NEW DELHI, FEB 9: Hit by a slump in value of the Brazilian currency real, India’s coffee exports have nosedived by over 90 per cent since January this year against shipments during same period a year ago.
Coffee Board statistics, made available to PTI, revealed that coffee exports from January one to February eight had declined to a meagre 809 tonnes from 12,106 tonnes during the same period last year.
The shipments till now for the current year has been against licences given to ship 12,799 tonnes compared to permit given to export 16,594 tonnes during the same period last year. "Low prices for Indian coffee is the reason for the slump in exports. The low prices are forcing farmers to hold their produce as they have the capacity to withhold stocks," Coffee Board sources said.
"The decline in Brazilian real value has created a big problem for Indian coffee exporters. Brazil is dumping coffee in the global market and Indian prices are not competitive," Coffee Futures Exchange of India (COFEI) Limitedchairman and leading exporter Ashwin Shah said over phone from Bangalore.
The fall in exports come at a time when Coffee Board’s data show a very low carryover stocks of 7,280 tonnes for 1999 after its exports registered a record two lakh tonnes in 1998.
The Brazilian real has slid drastically against the US dollar and by the start of this month, it declined by 42 per cent to beneath 50 cents against the dollar. The real has been on the slide ever since the Fernando Henrique Cardoso government scrapped its controlled real exchange rate on January 13.
"The fall in Brazilian real has led to over-selling by Brazil farmers," Arun Bidappa of Karnataka Coffee Brokers Ltd said. The prices were very low and technically it was not workable for Indian exporters, he said.

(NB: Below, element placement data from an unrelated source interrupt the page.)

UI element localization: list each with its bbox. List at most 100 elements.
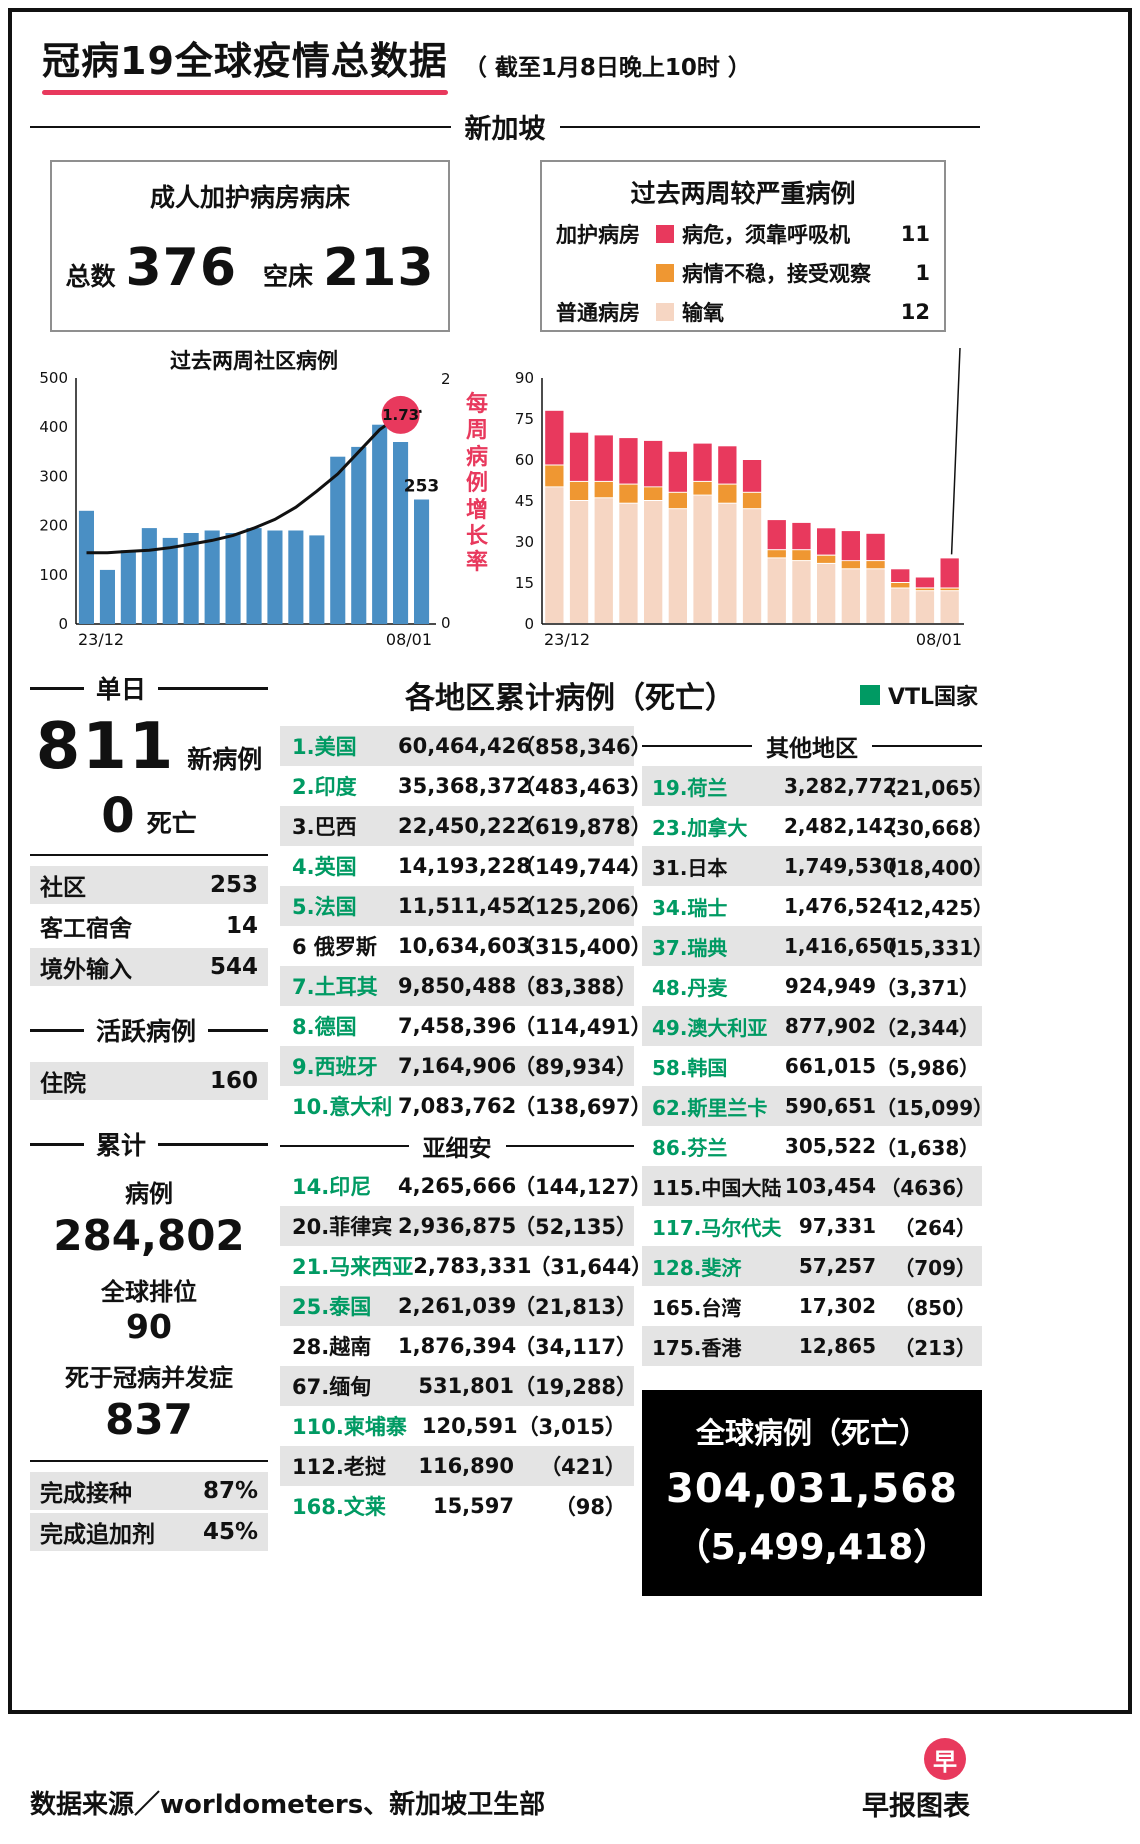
daily-new-cases-value: 811	[35, 710, 176, 784]
country-name: 9.西班牙	[292, 1055, 378, 1079]
country-cases: 2,936,875	[398, 1214, 517, 1238]
infographic-frame: 冠病19全球疫情总数据 （ 截至1月8日晚上10时 ） 新加坡 成人加护病房病床…	[8, 8, 1132, 1714]
daily-new-cases: 811 新病例	[30, 710, 268, 784]
svg-text:0: 0	[58, 615, 68, 633]
stat-row: 完成接种 87%	[30, 1472, 268, 1510]
country-name: 20.菲律宾	[292, 1215, 393, 1239]
country-cases: 1,876,394	[398, 1334, 517, 1358]
table-row: 67.缅甸 531,801 （19,288）	[280, 1366, 637, 1406]
country-name: 128.斐济	[652, 1255, 742, 1280]
footer: 数据来源／worldometers、新加坡卫生部 早 早报图表	[30, 1738, 970, 1823]
country-cases: 120,591	[421, 1414, 518, 1438]
header: 冠病19全球疫情总数据 （ 截至1月8日晚上10时 ）	[30, 26, 982, 95]
country-name: 67.缅甸	[292, 1375, 372, 1399]
country-name: 6 俄罗斯	[292, 935, 377, 959]
icu-beds-box: 成人加护病房病床 总数 376 空床 213	[50, 160, 450, 332]
table-row: 6 俄罗斯 10,634,603 （315,400）	[280, 926, 652, 966]
country-name: 165.台湾	[652, 1295, 742, 1320]
global-rank-value: 90	[126, 1307, 172, 1346]
svg-text:15: 15	[515, 574, 534, 592]
country-cases: 97,331	[798, 1214, 876, 1238]
country-cases: 877,902	[784, 1014, 876, 1038]
covid-deaths-value: 837	[105, 1395, 193, 1444]
country-cases: 22,450,222	[398, 814, 531, 838]
table-row: 4.英国 14,193,228 （149,744）	[280, 846, 652, 886]
country-cases: 103,454	[784, 1174, 876, 1198]
daily-header-label: 单日	[96, 675, 147, 704]
severe-legend-row: 加护病房 病危，须靠呼吸机 11	[556, 219, 930, 249]
country-cases: 15,597	[432, 1494, 514, 1518]
country-name: 31.日本	[652, 855, 728, 880]
hospitalized-row: 住院 160	[30, 1062, 268, 1100]
asean-header-label: 亚细安	[422, 1136, 492, 1162]
country-name: 2.印度	[292, 775, 357, 799]
ward-type-label: 普通病房	[556, 301, 640, 325]
vaccination-rows: 完成接种 87% 完成追加剂 45%	[30, 1472, 268, 1551]
country-cases: 9,850,488	[398, 974, 517, 998]
covid-deaths-label: 死于冠病并发症	[65, 1364, 233, 1392]
country-deaths: （138,697）	[514, 1095, 652, 1119]
table-row: 34.瑞士 1,476,524 （12,425）	[642, 886, 993, 926]
divider	[30, 1460, 268, 1462]
others-list: 19.荷兰 3,282,772 （21,065） 23.加拿大 2,482,14…	[642, 766, 994, 1366]
country-deaths: （21,813）	[514, 1295, 638, 1319]
vtl-legend-label: VTL国家	[887, 685, 978, 710]
severity-count: 12	[900, 300, 930, 324]
country-cases: 60,464,426	[398, 734, 531, 758]
stat-row: 社区 253	[30, 866, 268, 904]
cumulative-header: 累计	[30, 1126, 268, 1162]
stat-value: 14	[225, 913, 258, 939]
legend-swatch	[656, 225, 674, 243]
svg-text:2: 2	[441, 370, 451, 388]
severe-legend: 加护病房 病危，须靠呼吸机 11 病情不稳，接受观察 1 普通病房 输氧 12	[556, 219, 930, 327]
table-row: 62.斯里兰卡 590,651 （15,099）	[642, 1086, 993, 1126]
country-name: 10.意大利	[292, 1095, 393, 1119]
country-cases: 7,164,906	[398, 1054, 517, 1078]
table-row: 14.印尼 4,265,666 （144,127）	[280, 1166, 652, 1206]
country-deaths: （30,668）	[876, 815, 994, 840]
stat-value: 45%	[202, 1519, 258, 1545]
svg-text:30: 30	[515, 533, 534, 551]
top10-list: 1.美国 60,464,426 （858,346） 2.印度 35,368,37…	[280, 726, 652, 1126]
section-singapore-label: 新加坡	[464, 114, 546, 145]
table-row: 7.土耳其 9,850,488 （83,388）	[280, 966, 637, 1006]
country-name: 25.泰国	[292, 1295, 372, 1319]
country-name: 168.文莱	[292, 1495, 386, 1519]
country-name: 14.印尼	[292, 1175, 372, 1199]
table-row: 117.马尔代夫 97,331 （264）	[642, 1206, 982, 1246]
country-name: 7.土耳其	[292, 975, 378, 999]
icu-total-value: 376	[125, 238, 237, 298]
table-row: 58.韩国 661,015 （5,986）	[642, 1046, 982, 1086]
country-name: 112.老挝	[292, 1455, 386, 1479]
daily-deaths-value: 0	[101, 788, 135, 844]
country-deaths: （89,934）	[514, 1055, 638, 1079]
table-row: 37.瑞典 1,416,650 （15,331）	[642, 926, 993, 966]
stat-value: 253	[209, 872, 258, 898]
section-singapore: 新加坡	[30, 107, 980, 146]
country-deaths: （52,135）	[514, 1215, 638, 1239]
country-deaths: （149,744）	[514, 855, 652, 879]
country-name: 58.韩国	[652, 1055, 728, 1080]
table-row: 20.菲律宾 2,936,875 （52,135）	[280, 1206, 638, 1246]
credit: 早 早报图表	[862, 1738, 970, 1823]
country-name: 48.丹麦	[652, 975, 728, 1000]
global-total-title: 全球病例（死亡）	[695, 1416, 928, 1450]
severity-count: 1	[915, 261, 930, 285]
country-deaths: （34,117）	[514, 1335, 638, 1359]
country-cases: 35,368,372	[398, 774, 531, 798]
asean-header: 亚细安	[280, 1126, 634, 1166]
country-deaths: （264）	[894, 1215, 976, 1240]
table-row: 10.意大利 7,083,762 （138,697）	[280, 1086, 652, 1126]
community-cases-chart: 过去两周社区病例 0 100 200 300 400 500 2 0 253 1.73 23/12 08…	[39, 349, 451, 649]
stat-row: 完成追加剂 45%	[30, 1513, 268, 1551]
legend-swatch	[656, 264, 674, 282]
regions-table: 各地区累计病例（死亡） VTL国家 1.美国 60,464,426 （858,3…	[280, 670, 994, 1596]
svg-text:100: 100	[39, 566, 68, 584]
table-row: 2.印度 35,368,372 （483,463）	[280, 766, 652, 806]
country-name: 3.巴西	[292, 815, 357, 839]
country-deaths: （709）	[894, 1255, 976, 1280]
page-title: 冠病19全球疫情总数据	[42, 39, 448, 83]
svg-text:23/12: 23/12	[544, 630, 590, 649]
country-name: 175.香港	[652, 1335, 742, 1360]
global-total-box: 全球病例（死亡） 304,031,568 （5,499,418）	[642, 1390, 982, 1596]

Shah said Brazil had surplus coffee and it continued to flood the market with its produce. "The market is absolutely dead for us. Whatever is being bought is in the domestic market and some of it is for stock building," he said.
Export ofwashed arabicas has been primarily hit by the decline in real value as India was not getting any export order. The fall in Brazilian real had led to its growers realising higher prices, by over 30 per cent, for their coffee in international market. The low-prices unwashed arabicas were in fact hurting prospects for Indian washed arabicas.